Surabaya (ANTARA) - Sejumlah akademisi di Surabaya, Jawa Timur, mendukung agenda Presiden Prabowo Subianto yang mendorong pemanfaatan energi nuklir sebagai bagian dari strategi swasembada energi nasional, seiring ditunjuknya Menteri Bahlil Lahadalia sebagai Ketua Harian Dewan Energi Nasional (DEN).

Peneliti Laboratorium Rekayasa Termal dan Sistem Energi (RTSE) Institut Teknologi Sepuluh Nopember (ITS) Ary Bachtiar Krishna Putra mengatakan pembangkit listrik tenaga nuklir (PLTN) memiliki keunggulan teknis signifikan dibandingkan sumber energi konvensional, terutama dari sisi kapasitas dan keberlanjutan pasokan.

“Dari sisi densitas energi, nuklir sangat unggul.
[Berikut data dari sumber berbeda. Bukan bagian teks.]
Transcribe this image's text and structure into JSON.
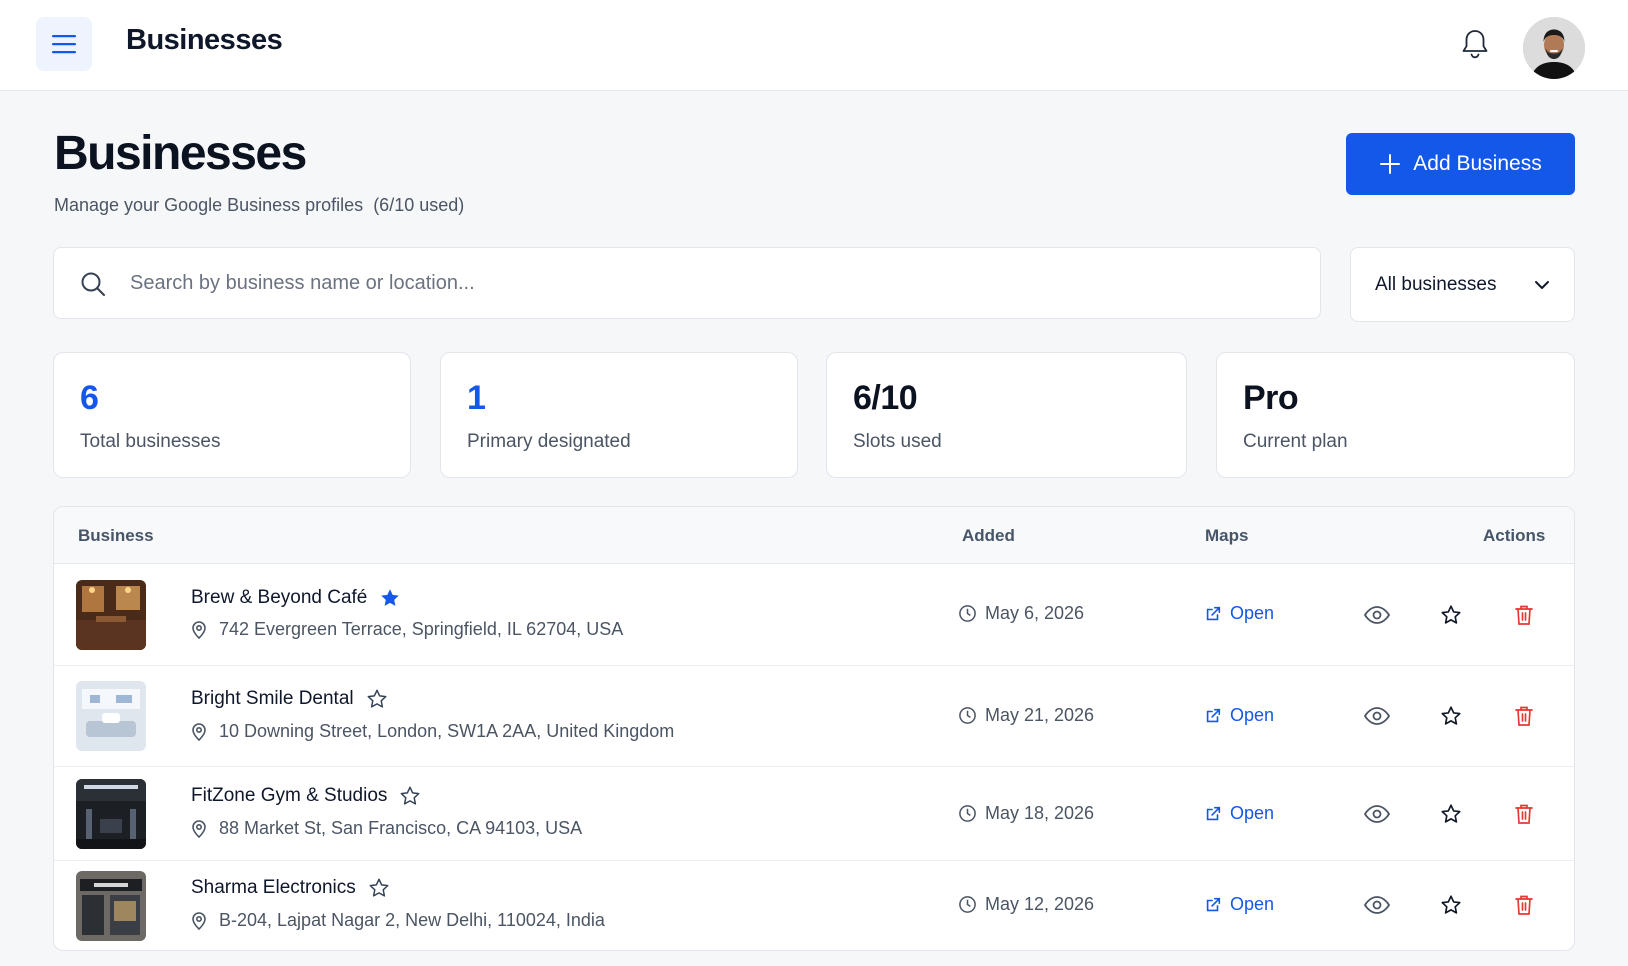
{
  "topbar": {
    "title": "Businesses",
    "icons": [
      "menu-icon",
      "bell-icon",
      "avatar"
    ]
  },
  "header": {
    "title": "Businesses",
    "subtitle": "Manage your Google Business profiles",
    "usage": "(6/10 used)",
    "add_button_label": "Add Business"
  },
  "search": {
    "placeholder": "Search by business name or location...",
    "value": ""
  },
  "filter": {
    "selected": "All businesses"
  },
  "stats": [
    {
      "value": "6",
      "label": "Total businesses",
      "color": "#1458e9"
    },
    {
      "value": "1",
      "label": "Primary designated",
      "color": "#1458e9"
    },
    {
      "value": "6/10",
      "label": "Slots used",
      "color": "#0b1220"
    },
    {
      "value": "Pro",
      "label": "Current plan",
      "color": "#0b1220"
    }
  ],
  "table": {
    "columns": {
      "business": "Business",
      "added": "Added",
      "maps": "Maps",
      "actions": "Actions"
    },
    "open_label": "Open",
    "rows": [
      {
        "name": "Brew & Beyond Café",
        "primary": true,
        "address": "742 Evergreen Terrace, Springfield, IL 62704, USA",
        "added": "May 6, 2026"
      },
      {
        "name": "Bright Smile Dental",
        "primary": false,
        "address": "10 Downing Street, London, SW1A 2AA, United Kingdom",
        "added": "May 21, 2026"
      },
      {
        "name": "FitZone Gym & Studios",
        "primary": false,
        "address": "88 Market St, San Francisco, CA 94103, USA",
        "added": "May 18, 2026"
      },
      {
        "name": "Sharma Electronics",
        "primary": false,
        "address": "B-204, Lajpat Nagar 2, New Delhi, 110024, India",
        "added": "May 12, 2026"
      }
    ]
  },
  "colors": {
    "accent": "#1458e9",
    "danger": "#e53935",
    "muted": "#4b5563"
  }
}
Dengan bahan bakar yang relatif kecil, listrik yang dihasilkan bisa sangat besar dan stabil,” ujar Ary dalam diskusi Swasembada Energi di Era Prabowo: Antara Agenda Strategis dan Tantangan Implementasi di Surabaya, Minggu.
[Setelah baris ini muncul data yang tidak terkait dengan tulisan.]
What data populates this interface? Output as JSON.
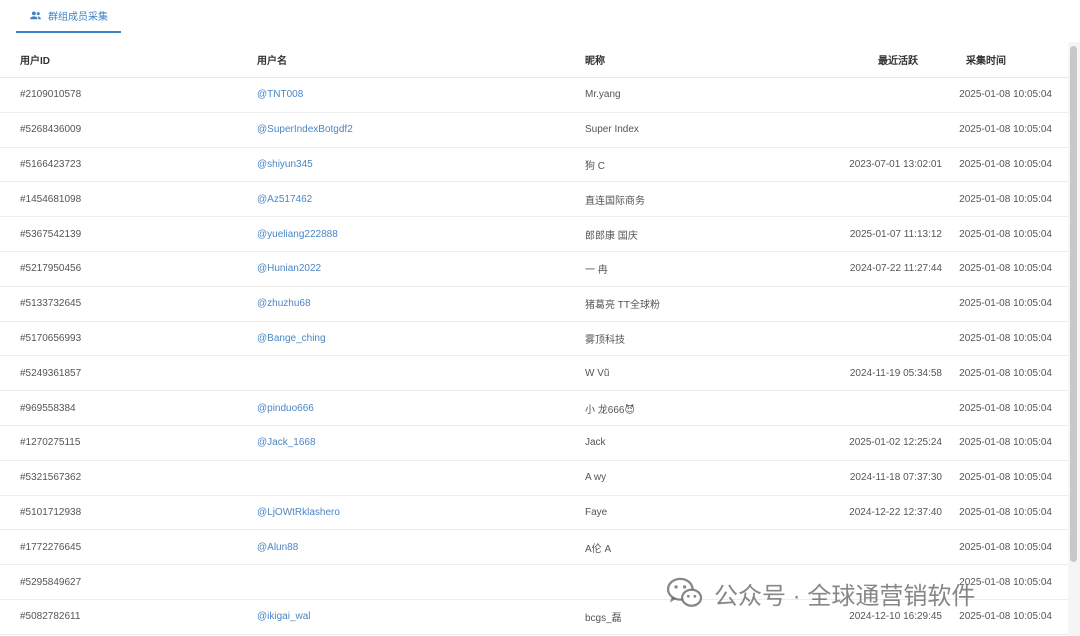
{
  "tab": {
    "label": "群组成员采集"
  },
  "columns": {
    "id": "用户ID",
    "username": "用户名",
    "nickname": "昵称",
    "last_active": "最近活跃",
    "collected": "采集时间"
  },
  "rows": [
    {
      "id": "#2109010578",
      "username": "@TNT008",
      "nickname": "Mr.yang",
      "last_active": "",
      "collected": "2025-01-08 10:05:04"
    },
    {
      "id": "#5268436009",
      "username": "@SuperIndexBotgdf2",
      "nickname": "Super Index",
      "last_active": "",
      "collected": "2025-01-08 10:05:04"
    },
    {
      "id": "#5166423723",
      "username": "@shiyun345",
      "nickname": "狗 C",
      "last_active": "2023-07-01 13:02:01",
      "collected": "2025-01-08 10:05:04"
    },
    {
      "id": "#1454681098",
      "username": "@Az517462",
      "nickname": "直连国际商务",
      "last_active": "",
      "collected": "2025-01-08 10:05:04"
    },
    {
      "id": "#5367542139",
      "username": "@yueliang222888",
      "nickname": "郎郎康 国庆",
      "last_active": "2025-01-07 11:13:12",
      "collected": "2025-01-08 10:05:04"
    },
    {
      "id": "#5217950456",
      "username": "@Hunian2022",
      "nickname": "一 冉",
      "last_active": "2024-07-22 11:27:44",
      "collected": "2025-01-08 10:05:04"
    },
    {
      "id": "#5133732645",
      "username": "@zhuzhu68",
      "nickname": "猪葛亮 TT全球粉",
      "last_active": "",
      "collected": "2025-01-08 10:05:04"
    },
    {
      "id": "#5170656993",
      "username": "@Bange_ching",
      "nickname": "雾顶科技",
      "last_active": "",
      "collected": "2025-01-08 10:05:04"
    },
    {
      "id": "#5249361857",
      "username": "",
      "nickname": "W Vũ",
      "last_active": "2024-11-19 05:34:58",
      "collected": "2025-01-08 10:05:04"
    },
    {
      "id": "#969558384",
      "username": "@pinduo666",
      "nickname": "小 龙666😈",
      "last_active": "",
      "collected": "2025-01-08 10:05:04"
    },
    {
      "id": "#1270275115",
      "username": "@Jack_1668",
      "nickname": "Jack",
      "last_active": "2025-01-02 12:25:24",
      "collected": "2025-01-08 10:05:04"
    },
    {
      "id": "#5321567362",
      "username": "",
      "nickname": "A wy",
      "last_active": "2024-11-18 07:37:30",
      "collected": "2025-01-08 10:05:04"
    },
    {
      "id": "#5101712938",
      "username": "@LjOWtRklashero",
      "nickname": "Faye",
      "last_active": "2024-12-22 12:37:40",
      "collected": "2025-01-08 10:05:04"
    },
    {
      "id": "#1772276645",
      "username": "@Alun88",
      "nickname": "A伦 A",
      "last_active": "",
      "collected": "2025-01-08 10:05:04"
    },
    {
      "id": "#5295849627",
      "username": "",
      "nickname": "",
      "last_active": "",
      "collected": "2025-01-08 10:05:04"
    },
    {
      "id": "#5082782611",
      "username": "@ikigai_wal",
      "nickname": "bcgs_磊",
      "last_active": "2024-12-10 16:29:45",
      "collected": "2025-01-08 10:05:04"
    }
  ],
  "watermark": {
    "text": "公众号 · 全球通营销软件"
  },
  "colors": {
    "accent": "#3b82c4",
    "link": "#4a86c5",
    "border": "#ececec"
  },
  "icons": {
    "tab": "group-icon",
    "watermark": "wechat-icon"
  }
}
Ia menambahkan, PLTN juga termasuk energi bersih karena tidak menghasilkan emisi karbon dioksida dalam proses pembangkitannya.

Hal tersebut membuat energi nuklir sejalan dengan target penurunan emisi nasional dan agenda transisi energi.
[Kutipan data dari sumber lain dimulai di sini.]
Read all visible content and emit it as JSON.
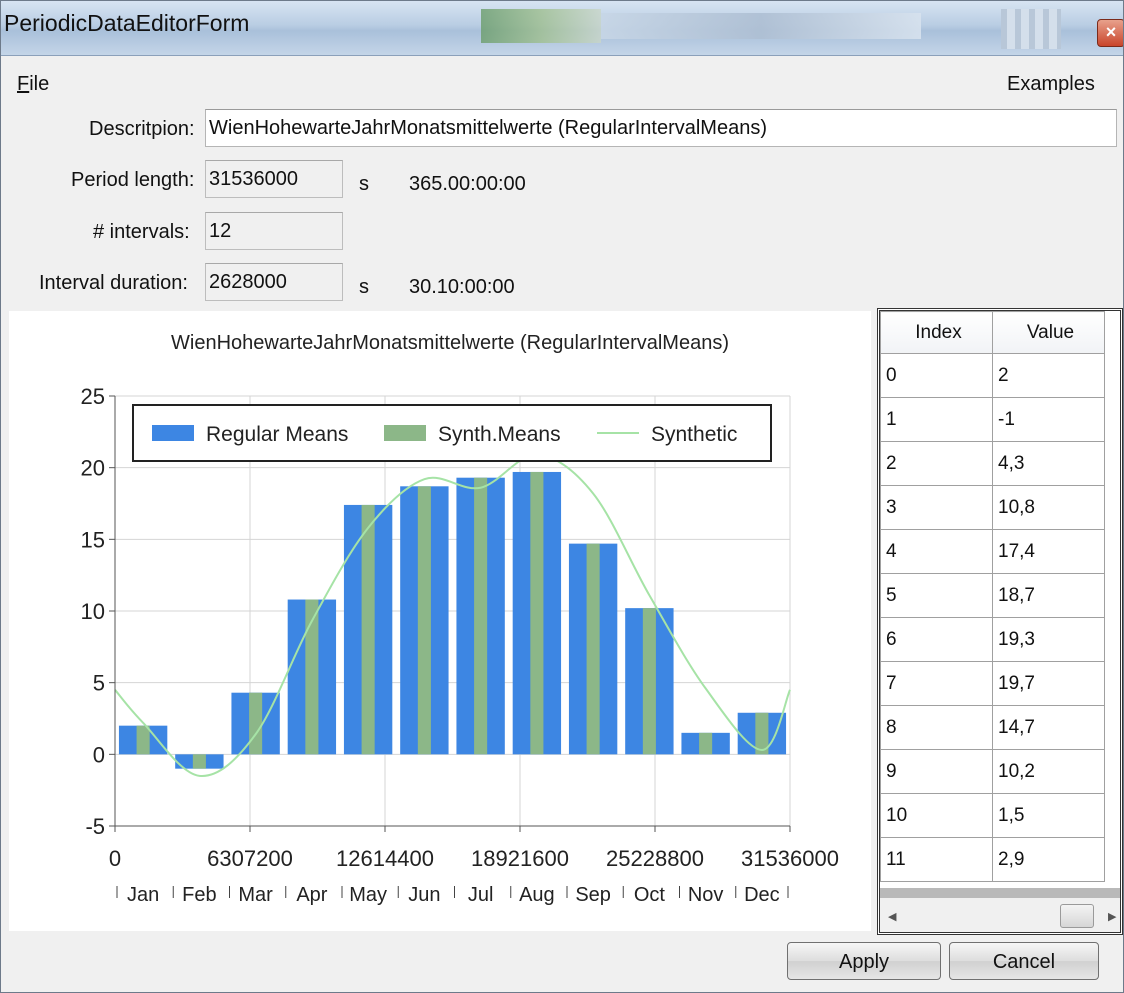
{
  "window": {
    "title": "PeriodicDataEditorForm",
    "close_glyph": "×"
  },
  "menu": {
    "file_first": "F",
    "file_rest": "ile",
    "examples": "Examples"
  },
  "form": {
    "description_label": "Descritpion:",
    "description_value": "WienHohewarteJahrMonatsmittelwerte (RegularIntervalMeans)",
    "period_length_label": "Period length:",
    "period_length_value": "31536000",
    "period_length_unit": "s",
    "period_length_readable": "365.00:00:00",
    "intervals_label": "# intervals:",
    "intervals_value": "12",
    "interval_duration_label": "Interval duration:",
    "interval_duration_value": "2628000",
    "interval_duration_unit": "s",
    "interval_duration_readable": "30.10:00:00"
  },
  "chart_data": {
    "type": "bar",
    "title": "WienHohewarteJahrMonatsmittelwerte (RegularIntervalMeans)",
    "xlabel": "",
    "ylabel": "",
    "xlim": [
      0,
      31536000
    ],
    "ylim": [
      -5,
      25
    ],
    "x_ticks": [
      0,
      6307200,
      12614400,
      18921600,
      25228800,
      31536000
    ],
    "x_tick_labels": [
      "0",
      "6307200",
      "12614400",
      "18921600",
      "25228800",
      "31536000"
    ],
    "y_ticks": [
      -5,
      0,
      5,
      10,
      15,
      20,
      25
    ],
    "y_tick_labels": [
      "-5",
      "0",
      "5",
      "10",
      "15",
      "20",
      "25"
    ],
    "categories": [
      "Jan",
      "Feb",
      "Mar",
      "Apr",
      "May",
      "Jun",
      "Jul",
      "Aug",
      "Sep",
      "Oct",
      "Nov",
      "Dec"
    ],
    "grid": true,
    "legend_position": "top",
    "series": [
      {
        "name": "Regular Means",
        "type": "bar",
        "color": "#3d86e3",
        "values": [
          2,
          -1,
          4.3,
          10.8,
          17.4,
          18.7,
          19.3,
          19.7,
          14.7,
          10.2,
          1.5,
          2.9
        ]
      },
      {
        "name": "Synth.Means",
        "type": "bar",
        "color": "#8cb788",
        "values": [
          2,
          -1,
          4.3,
          10.8,
          17.4,
          18.7,
          19.3,
          19.7,
          14.7,
          10.2,
          1.5,
          2.9
        ]
      },
      {
        "name": "Synthetic",
        "type": "line",
        "color": "#a6e3a6",
        "x": [
          0,
          1314000,
          3942000,
          6570000,
          9198000,
          11826000,
          14454000,
          17082000,
          19710000,
          22338000,
          24966000,
          27594000,
          30222000,
          31536000
        ],
        "y": [
          4.5,
          2.2,
          -1.5,
          1.4,
          9.3,
          15.8,
          19.2,
          18.6,
          20.9,
          18.2,
          11.1,
          4.6,
          0.3,
          4.5
        ]
      }
    ]
  },
  "table": {
    "headers": [
      "Index",
      "Value"
    ],
    "rows": [
      [
        "0",
        "2"
      ],
      [
        "1",
        "-1"
      ],
      [
        "2",
        "4,3"
      ],
      [
        "3",
        "10,8"
      ],
      [
        "4",
        "17,4"
      ],
      [
        "5",
        "18,7"
      ],
      [
        "6",
        "19,3"
      ],
      [
        "7",
        "19,7"
      ],
      [
        "8",
        "14,7"
      ],
      [
        "9",
        "10,2"
      ],
      [
        "10",
        "1,5"
      ],
      [
        "11",
        "2,9"
      ]
    ]
  },
  "buttons": {
    "apply": "Apply",
    "cancel": "Cancel"
  }
}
Menurut Ary, tantangan utama pengembangan PLTN di Indonesia bukan terletak pada teknologi, melainkan pada penentuan lokasi, kesiapan infrastruktur pendukung, serta integrasi dengan kawasan industri.

Dari sisi ekonomi makro, ekonom Universitas Negeri Surabaya (Unesa) Hendry Cahyono menilai energi nuklir berpotensi memperkuat fiskal negara dan menjaga stabilitas ekonomi nasional.

Selama ini, impor energi menjadi salah satu faktor yang membebani anggaran pendapatan dan belanja negara (APBN) serta neraca perdagangan.

Ia optimistis keberadaan PLTN dapat membantu pemerintah mewujudkan target elektrifikasi 100 persen, khususnya di wilayah Indonesia timur yang masih minim akses listrik.

Hendry juga mendukung penunjukan Bahlil Lahadalia sebagai Ketua Harian DEN karena dinilai dapat mempercepat eksekusi kebijakan swasembada energi.

Sementara itu, dosen kebijakan publik Unesa Ahmad Nizar Hilmi menilai rangkap jabatan Menteri Energi dan Sumberdaya Mineral (ESDM) sebagai Ketua Harian DEN mencerminkan keinginan pemerintah untuk menyatukan perencanaan dan pelaksanaan kebijakan energi dalam satu garis komando.

Namun demikian, Nizar mengingatkan pentingnya tata kelola dan transparansi, terutama dalam proyek strategis energi bernilai investasi besar.

Pemerintah, menurut dia, perlu membuka informasi kepada publik terkait aktor industri dan penyedia teknologi di balik kebijakan swasembada energi.

Terkait pengembangan PLTN, Nizar menilai wacana energi nuklir semakin relevan, terlebih Indonesia memiliki cadangan uranium di Kalimantan Barat.

Meski demikian, ia menekankan faktor keselamatan dan edukasi publik harus menjadi prioritas utama pemerintah.